The Department of Labor’s Employee Benefits Security Administration has released an Interpretive Bulletin updating one of the most basic responsibilities plan sponsors have—to engage the services of an independent auditor.

Who has 401(k) accounts?

According to the results of a 2021 survey conducted by the U.S. Census Bureau, 34.6% of employees participate in defined-contributions plans such as 401(k) plans. And 92.1% of those participants contribute to their accounts.

Baby boomers, men, and non-Hispanic White and Asian individuals are most likely to own retirement accounts, including 401(k) accounts, the survey further revealed. Gen Z, the youngest cohort in the workplace, is the least likely to participate in a 401(k) plan.

This lopsided participation by older employees may be because they’re paid more, so they can afford to contribute more. This may be a problem if you don’t use a safe-harbor plan and must, therefore, conduct full discrimination testing. Roughly speaking, the actual deferral percentage test requires you to split employees into highly compensated and non-highly compensated groups and test each group’s deferrals.

Outreach to employees who aren’t men, boomers, non-Hispanic White, and Asian is critical if plans are to pass the ADP test. As you communicate with employees, make these points:

  • Social Security is a key part of everyone’s retirement. But it’s only one leg of a three-legged stool. The other two legs are employer-based retirement savings and personal savings.
  • Contributions are pretax and, although some employees’ paychecks may already be stressed, they can contribute the minimum percentage.
  • Their contributions will be matched (if you, in fact, provide an employer match).

How independent must your 401(k) plan auditor be?

Having your 401(k) plan’s financial statements audited by an independent auditor serves many functions. At a minimum, it shows employees the plan is on sound financial footing and dispels concerns regarding supposed fiduciary shenanigans. But the key is the auditor’s independence. Conflicts of interest, which could occur if the auditor gives you a clean bill of health but also has a financial interest in the company, need to be avoided.

EBSA established standards for auditors’ independence way back in 1975. It has now updated these standards in a new Interpretive Bulletin.

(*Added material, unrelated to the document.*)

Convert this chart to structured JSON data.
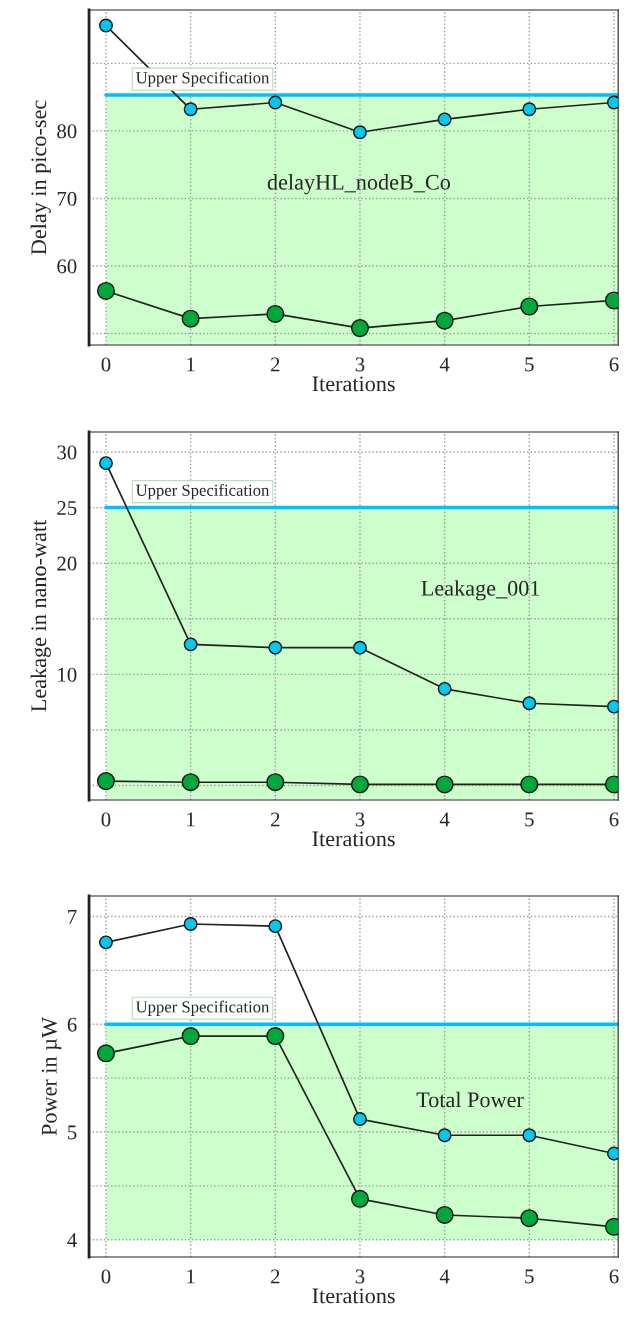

The new IB clarifies the following:

  • An accountant can accept a new audit engagement even if they and their firm hold a plan sponsor’s publicly traded securities during the period covered by the financial statements, provided the accountant, accounting firm, partners, shareholder-employees and professional employees of the accountant’s office and their immediate family divest their stock before the period of professional engagement.
  • Auditors who must divest are provided with a window beginning the earlier of when they sign an initial engagement letter or they perform any audit, review, or attest procedure and ending by the later of when the audit report is issued or the professional relationship is terminated.
  • For purposes of determining when an individual is located in an office of the firm participating in a significant portion of the audit, the word office is further clarified to mean a reasonably distinct subgroup within a firm that generally serves the same group of clients or work on the same categories of matters, and not someone’s physical location.